Follow along: Messing arround with AWS

  • By default we can't make objects public, we have to, first, uncheck the "Block all public" checkbox first in the permission tab of the bucket (not the object)
  • Files uploaded before versioning is enabled will have "null" versions
  • new versions don't inherit the public access
  • When we delete an object, we actionaly delete the last version.
  • When an object is encrypted, we still can access it, it just mean it's encrypted in the servers
# List all buckets
aws s3 ls

# List all folders and objects in bucket
aws s3 ls s3://example

# Download
aws s3 cp s3://example/folder/file.png

# Upload
aws s3 cp /Downloads/file.png s3://example/folder/file.png

# Create preseigned URL
aws s3 presign s3://example --exprires-in 300 # seconds
  • Minimum value for transition in lifecycle managment is 30 days
  • We can change the storage class and the object ownership (with an account id) when creating Cross Region replication
  • S3 succeful upload return 200 HTTP

Getting hands dirty

  • Policies are tied to buckets while ACL could be applied to indivual objects
  • When we try to set Permissions for an object before Uploading it, we get this message:

    This bucket has the bucket owner enforced setting applied for Object Ownership. Use bucket policies to control access. Learn more

  • User defined Metadata keys should be prefixed with x-amz-meta

  • Bucket policies could be used to require encrypted uploads > If your bucket policy requires encrypted uploads, you must specify an encryption key or your upload will fail.

  • When uploading objects we can configure a checksum function for additional data integrity validation

  • There is another Storage class than the ones listed above: Glacier Instant Retreival and the formelly called Glacier is now called Glacier Flexible Retreival

Server side encryption

  • Enabling SSE for a bucket doesn't afface already uploaded objects
  • There are only 2 options for server side encryption: SSE-S3 and SSE-KMS but there is this note: > To upload an object with a customer-provided encryption key (SSE-C), use the AWS CLI, AWS SDK, or Amazon S3 REST API.

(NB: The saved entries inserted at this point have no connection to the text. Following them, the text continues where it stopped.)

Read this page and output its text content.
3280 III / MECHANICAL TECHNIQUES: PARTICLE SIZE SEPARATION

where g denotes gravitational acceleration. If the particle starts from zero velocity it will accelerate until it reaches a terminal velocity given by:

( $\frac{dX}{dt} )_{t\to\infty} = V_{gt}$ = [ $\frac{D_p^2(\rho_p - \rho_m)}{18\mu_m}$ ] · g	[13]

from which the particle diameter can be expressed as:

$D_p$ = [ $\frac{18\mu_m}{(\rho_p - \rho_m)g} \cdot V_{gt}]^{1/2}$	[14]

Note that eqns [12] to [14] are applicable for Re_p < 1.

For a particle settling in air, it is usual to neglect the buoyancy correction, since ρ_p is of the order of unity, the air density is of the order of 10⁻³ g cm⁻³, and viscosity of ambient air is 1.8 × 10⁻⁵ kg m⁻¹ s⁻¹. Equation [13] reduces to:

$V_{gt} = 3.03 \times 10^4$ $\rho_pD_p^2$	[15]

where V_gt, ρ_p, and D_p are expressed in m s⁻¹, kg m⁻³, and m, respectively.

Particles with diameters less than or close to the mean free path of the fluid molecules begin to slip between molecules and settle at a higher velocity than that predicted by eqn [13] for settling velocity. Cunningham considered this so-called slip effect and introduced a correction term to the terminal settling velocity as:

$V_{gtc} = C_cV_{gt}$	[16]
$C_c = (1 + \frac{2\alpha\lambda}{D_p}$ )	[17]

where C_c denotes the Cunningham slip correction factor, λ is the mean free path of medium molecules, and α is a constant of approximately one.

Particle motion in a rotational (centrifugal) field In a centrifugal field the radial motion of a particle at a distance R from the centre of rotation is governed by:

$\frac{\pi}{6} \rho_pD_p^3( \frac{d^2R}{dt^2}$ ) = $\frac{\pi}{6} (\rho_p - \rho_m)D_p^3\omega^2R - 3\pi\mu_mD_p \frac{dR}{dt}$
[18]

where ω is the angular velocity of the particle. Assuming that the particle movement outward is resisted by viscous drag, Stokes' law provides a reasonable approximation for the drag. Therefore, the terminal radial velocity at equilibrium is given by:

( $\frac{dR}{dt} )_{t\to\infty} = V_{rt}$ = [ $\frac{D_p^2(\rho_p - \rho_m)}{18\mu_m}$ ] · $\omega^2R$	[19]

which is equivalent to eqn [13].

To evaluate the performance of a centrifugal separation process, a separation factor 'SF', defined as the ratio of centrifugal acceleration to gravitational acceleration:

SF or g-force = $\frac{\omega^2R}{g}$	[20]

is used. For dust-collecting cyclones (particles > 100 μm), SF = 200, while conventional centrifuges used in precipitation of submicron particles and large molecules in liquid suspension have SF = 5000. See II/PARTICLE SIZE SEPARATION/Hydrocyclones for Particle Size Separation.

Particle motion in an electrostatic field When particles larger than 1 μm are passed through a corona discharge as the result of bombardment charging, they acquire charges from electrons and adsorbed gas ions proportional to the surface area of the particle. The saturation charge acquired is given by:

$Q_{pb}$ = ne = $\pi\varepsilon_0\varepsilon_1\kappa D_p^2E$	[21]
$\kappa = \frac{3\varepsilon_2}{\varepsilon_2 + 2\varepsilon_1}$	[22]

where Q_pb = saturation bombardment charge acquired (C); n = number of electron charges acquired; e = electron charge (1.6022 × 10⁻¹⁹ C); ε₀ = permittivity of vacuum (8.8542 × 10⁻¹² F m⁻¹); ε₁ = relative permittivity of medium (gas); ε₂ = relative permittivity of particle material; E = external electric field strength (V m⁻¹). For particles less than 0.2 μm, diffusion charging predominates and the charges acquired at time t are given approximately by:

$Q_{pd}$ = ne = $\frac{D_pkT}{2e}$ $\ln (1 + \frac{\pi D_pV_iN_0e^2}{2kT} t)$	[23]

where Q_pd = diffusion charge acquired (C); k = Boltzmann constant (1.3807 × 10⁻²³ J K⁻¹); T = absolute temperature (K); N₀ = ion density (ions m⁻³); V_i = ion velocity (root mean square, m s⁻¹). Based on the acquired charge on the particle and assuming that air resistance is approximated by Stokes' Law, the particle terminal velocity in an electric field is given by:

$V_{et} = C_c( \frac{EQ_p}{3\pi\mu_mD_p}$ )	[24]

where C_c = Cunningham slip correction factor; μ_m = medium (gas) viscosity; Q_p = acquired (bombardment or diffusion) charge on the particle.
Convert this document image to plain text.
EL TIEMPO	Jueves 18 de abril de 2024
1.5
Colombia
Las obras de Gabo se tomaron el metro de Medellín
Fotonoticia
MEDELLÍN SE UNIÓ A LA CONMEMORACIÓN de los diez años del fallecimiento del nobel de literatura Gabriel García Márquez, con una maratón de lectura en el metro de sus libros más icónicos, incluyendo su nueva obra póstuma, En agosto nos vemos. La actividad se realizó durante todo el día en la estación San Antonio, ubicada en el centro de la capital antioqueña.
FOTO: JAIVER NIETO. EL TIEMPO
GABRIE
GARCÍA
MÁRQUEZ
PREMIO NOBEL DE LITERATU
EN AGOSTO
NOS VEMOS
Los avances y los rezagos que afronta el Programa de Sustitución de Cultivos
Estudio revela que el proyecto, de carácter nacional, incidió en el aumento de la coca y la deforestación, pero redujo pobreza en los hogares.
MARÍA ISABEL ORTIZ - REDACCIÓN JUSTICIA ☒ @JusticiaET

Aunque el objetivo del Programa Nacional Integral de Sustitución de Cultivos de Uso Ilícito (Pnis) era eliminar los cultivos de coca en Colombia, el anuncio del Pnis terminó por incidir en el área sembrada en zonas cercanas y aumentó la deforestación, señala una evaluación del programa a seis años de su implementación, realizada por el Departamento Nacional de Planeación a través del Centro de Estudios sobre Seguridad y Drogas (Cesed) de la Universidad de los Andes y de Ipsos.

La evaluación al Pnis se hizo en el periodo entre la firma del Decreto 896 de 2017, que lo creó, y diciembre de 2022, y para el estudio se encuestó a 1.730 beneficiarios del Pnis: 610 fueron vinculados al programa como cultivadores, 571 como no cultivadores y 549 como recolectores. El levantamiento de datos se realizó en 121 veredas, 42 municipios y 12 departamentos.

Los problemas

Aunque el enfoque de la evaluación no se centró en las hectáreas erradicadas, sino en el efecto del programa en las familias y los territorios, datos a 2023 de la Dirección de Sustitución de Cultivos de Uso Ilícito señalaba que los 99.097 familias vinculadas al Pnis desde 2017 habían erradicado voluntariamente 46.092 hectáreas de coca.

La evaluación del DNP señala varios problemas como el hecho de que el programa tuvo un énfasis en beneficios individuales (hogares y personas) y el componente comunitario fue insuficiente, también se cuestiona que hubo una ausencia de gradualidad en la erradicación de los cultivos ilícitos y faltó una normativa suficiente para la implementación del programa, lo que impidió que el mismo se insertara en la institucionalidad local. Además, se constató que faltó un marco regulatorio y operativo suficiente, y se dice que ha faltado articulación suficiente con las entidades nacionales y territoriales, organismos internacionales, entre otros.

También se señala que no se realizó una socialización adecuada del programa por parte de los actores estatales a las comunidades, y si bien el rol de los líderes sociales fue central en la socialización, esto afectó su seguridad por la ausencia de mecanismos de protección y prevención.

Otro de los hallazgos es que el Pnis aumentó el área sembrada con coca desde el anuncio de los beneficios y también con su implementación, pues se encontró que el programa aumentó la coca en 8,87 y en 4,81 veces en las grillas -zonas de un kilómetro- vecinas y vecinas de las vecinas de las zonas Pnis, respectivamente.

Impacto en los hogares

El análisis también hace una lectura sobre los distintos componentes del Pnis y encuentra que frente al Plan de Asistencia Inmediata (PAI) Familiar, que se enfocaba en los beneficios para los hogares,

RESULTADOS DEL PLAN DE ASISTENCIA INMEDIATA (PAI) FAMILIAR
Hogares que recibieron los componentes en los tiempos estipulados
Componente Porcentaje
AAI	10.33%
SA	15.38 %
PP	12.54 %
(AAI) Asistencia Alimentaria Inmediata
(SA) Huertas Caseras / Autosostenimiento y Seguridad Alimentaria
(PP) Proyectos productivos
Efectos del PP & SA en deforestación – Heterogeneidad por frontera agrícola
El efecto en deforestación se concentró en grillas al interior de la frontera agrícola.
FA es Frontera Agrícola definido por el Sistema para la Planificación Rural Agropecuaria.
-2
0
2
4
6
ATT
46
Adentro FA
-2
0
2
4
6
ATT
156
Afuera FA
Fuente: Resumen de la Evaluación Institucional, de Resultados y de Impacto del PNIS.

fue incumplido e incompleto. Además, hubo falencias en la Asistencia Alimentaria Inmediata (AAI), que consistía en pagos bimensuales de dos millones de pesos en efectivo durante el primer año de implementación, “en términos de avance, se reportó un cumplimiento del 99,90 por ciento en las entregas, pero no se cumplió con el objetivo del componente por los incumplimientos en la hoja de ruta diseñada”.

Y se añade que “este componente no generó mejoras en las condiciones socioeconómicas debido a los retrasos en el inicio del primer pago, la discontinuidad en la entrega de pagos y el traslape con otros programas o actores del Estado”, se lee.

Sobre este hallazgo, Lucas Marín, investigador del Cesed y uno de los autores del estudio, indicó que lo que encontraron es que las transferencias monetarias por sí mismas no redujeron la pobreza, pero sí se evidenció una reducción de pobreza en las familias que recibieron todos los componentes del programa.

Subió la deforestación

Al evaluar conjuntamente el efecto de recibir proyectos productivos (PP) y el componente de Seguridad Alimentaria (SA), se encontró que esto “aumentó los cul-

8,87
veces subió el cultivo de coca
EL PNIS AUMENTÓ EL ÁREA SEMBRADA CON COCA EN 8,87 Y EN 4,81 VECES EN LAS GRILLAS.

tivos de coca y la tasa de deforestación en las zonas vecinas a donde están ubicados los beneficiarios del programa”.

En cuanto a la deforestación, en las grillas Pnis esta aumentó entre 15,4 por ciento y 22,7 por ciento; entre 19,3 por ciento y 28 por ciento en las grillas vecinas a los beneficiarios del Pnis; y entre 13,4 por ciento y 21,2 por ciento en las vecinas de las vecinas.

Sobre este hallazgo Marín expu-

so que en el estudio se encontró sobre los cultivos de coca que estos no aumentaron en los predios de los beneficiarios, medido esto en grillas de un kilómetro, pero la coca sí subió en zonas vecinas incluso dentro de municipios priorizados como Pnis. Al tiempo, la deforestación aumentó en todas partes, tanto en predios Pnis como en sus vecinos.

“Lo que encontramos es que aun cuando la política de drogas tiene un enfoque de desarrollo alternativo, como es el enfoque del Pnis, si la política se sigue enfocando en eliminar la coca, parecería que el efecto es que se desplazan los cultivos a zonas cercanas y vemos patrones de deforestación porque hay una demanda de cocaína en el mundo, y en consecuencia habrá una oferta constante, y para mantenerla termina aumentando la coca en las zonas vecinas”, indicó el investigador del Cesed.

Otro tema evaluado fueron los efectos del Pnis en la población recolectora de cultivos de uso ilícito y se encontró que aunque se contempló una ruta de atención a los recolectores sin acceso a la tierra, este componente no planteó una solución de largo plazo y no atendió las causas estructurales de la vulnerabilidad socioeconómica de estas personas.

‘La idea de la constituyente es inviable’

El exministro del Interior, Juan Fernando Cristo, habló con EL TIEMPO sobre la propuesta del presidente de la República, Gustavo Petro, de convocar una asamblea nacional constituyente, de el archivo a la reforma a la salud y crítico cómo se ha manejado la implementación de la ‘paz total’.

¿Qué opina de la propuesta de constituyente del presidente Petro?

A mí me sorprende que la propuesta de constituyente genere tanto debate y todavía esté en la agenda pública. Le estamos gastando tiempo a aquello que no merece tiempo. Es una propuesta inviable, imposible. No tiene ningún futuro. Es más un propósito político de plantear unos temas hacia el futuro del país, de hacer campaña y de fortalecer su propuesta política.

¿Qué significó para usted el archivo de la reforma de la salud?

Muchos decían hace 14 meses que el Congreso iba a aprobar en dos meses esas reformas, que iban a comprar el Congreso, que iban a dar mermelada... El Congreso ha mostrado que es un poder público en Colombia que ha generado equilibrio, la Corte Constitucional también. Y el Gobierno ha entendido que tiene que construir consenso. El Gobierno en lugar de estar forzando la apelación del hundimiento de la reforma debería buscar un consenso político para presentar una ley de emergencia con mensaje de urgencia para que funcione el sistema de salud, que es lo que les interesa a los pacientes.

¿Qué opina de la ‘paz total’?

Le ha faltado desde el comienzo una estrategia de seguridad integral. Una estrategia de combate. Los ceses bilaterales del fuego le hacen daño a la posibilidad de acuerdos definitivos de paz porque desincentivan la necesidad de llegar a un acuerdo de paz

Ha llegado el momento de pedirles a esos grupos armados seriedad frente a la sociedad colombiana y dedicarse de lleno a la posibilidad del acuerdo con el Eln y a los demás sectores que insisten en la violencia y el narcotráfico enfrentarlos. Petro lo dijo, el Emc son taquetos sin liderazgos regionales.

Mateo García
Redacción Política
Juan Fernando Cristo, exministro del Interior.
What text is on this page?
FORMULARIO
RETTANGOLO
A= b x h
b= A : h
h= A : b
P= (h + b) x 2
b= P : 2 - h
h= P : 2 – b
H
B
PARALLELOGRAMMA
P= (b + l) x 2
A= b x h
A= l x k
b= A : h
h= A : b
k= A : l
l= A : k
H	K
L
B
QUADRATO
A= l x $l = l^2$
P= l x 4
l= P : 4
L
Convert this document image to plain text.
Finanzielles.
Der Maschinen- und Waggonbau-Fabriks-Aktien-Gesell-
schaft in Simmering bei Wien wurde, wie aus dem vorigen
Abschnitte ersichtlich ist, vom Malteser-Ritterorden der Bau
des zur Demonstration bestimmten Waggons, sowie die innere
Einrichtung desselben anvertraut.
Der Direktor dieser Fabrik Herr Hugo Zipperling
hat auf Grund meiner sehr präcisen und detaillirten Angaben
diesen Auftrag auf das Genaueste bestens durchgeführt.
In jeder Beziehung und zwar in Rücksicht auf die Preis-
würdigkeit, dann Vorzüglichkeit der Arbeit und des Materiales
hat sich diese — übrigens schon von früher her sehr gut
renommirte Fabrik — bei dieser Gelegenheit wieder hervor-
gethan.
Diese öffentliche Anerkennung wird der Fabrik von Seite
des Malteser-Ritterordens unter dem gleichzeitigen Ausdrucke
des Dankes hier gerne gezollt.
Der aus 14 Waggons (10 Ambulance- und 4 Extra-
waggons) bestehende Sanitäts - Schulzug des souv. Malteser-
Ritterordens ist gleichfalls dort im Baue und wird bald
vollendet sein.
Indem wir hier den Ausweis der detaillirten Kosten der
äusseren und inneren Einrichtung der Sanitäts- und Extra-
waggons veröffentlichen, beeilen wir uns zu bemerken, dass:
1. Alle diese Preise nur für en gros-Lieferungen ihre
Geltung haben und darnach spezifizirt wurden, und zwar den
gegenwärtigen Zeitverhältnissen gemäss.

    and according to this guide SSE-C properties are specified in request headers (HTTP ?): - x-amz-server-side​-encryption​-customer-algorithm - x-amz-server-side​-encryption​-customer-key - x-amz-server-side​-encryption​-customer-key-MD5

  • Edit server-side encryption for an object > - This action creates a new version of the object with updated settings and a new last-modified date. > - Objects copied with customer-provided encryption keys (SSE-C) will fail to be copied using the S3 console. To copy objects encrypted with SSE-C, use the AWS CLI, AWS SDK, or the Amazon S3 REST API. > - If this bucket uses the bucket owner enforced setting for S3 Object Ownership, object ACLs will not be copied. > Learn more

Access points

https://docs.aws.amazon.com/AmazonS3/latest/userguide/access-points.html

Amazon S3 access points simplify data access for any AWS service or customer application that stores data in S3. Access points are named network endpoints that are attached to buckets that you can use to perform S3 object operations, such as GetObject and PutObject. Each access point has distinct permissions and network controls that S3 applies for any request that is made through that access point. Each access point enforces a customized access point policy that works in conjunction with the bucket policy that is attached to the underlying bucket. You can configure any access point to accept requests only from a virtual private cloud (VPC) to restrict Amazon S3 data access to a private network. You can also configure custom block public access settings for each access point.